Explanation Alignment: Quantifying the Correctness of Model Reasoning At Scale

ECCV Workshop on Explainable Computer Vision, 2024


Explanation alignment measures the agreement between model-generated explanations and human annotations to detect spurious correlations and model biases by aggregating saliency-based metrics, such as Shared Interest and The Pointing Game, across datasets. In pretrained ImageNet models, it reveals that models with similar accuracy can focus on vastly different image regions, highlighting significant variations in explanation alignment despite comparable performance.

Abstract

To improve the reliability of machine learning models, researchers have developed metrics to measure the alignment between model saliency and human explanations.
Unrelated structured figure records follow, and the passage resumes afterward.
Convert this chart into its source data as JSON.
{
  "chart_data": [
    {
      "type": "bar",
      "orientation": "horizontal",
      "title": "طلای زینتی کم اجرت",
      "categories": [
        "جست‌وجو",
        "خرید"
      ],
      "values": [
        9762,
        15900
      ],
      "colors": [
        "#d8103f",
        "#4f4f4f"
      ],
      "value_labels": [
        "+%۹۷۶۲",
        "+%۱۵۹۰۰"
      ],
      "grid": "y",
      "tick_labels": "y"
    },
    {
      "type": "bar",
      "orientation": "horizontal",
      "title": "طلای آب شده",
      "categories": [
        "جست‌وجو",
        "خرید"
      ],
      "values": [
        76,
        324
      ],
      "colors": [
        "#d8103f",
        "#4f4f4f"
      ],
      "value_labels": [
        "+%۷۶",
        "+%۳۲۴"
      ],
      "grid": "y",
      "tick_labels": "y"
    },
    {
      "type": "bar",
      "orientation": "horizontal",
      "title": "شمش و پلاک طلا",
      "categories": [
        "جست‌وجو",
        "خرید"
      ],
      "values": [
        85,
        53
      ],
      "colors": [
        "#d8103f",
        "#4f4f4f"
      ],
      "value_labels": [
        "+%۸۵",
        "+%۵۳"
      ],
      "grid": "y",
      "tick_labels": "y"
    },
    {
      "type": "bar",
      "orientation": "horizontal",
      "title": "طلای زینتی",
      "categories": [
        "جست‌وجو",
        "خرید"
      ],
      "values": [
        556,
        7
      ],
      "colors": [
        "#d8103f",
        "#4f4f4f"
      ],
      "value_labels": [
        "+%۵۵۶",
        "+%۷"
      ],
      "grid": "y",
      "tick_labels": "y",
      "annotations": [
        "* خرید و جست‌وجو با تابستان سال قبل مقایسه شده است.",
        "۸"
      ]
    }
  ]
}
Thus far, however, these saliency-based alignment metrics have been used to conduct descriptive analyses and instance-level evaluations of models and saliency methods. To enable evaluative and comparative assessments of model alignment, we extend these metrics to compute explanation alignment—the aggregate agreement between model and human explanations. To compute explanation alignment, we aggregate saliency-based alignment metrics over many model decisions and report the result as a performance metric that quantifies how often model decisions are made for the right reasons. Through experiments on nearly 200 image classification models, multiple saliency methods, and MNIST, CelebA, and ImageNet tasks, we find that explanation alignment automatically identifies spurious correlations, such as model bias, and uncovers behavioral differences between nearly identical models. Further, we characterize the relationship between explanation alignment and model performance, evaluating the factors that impact explanation alignment and how to interpret its results in-practice.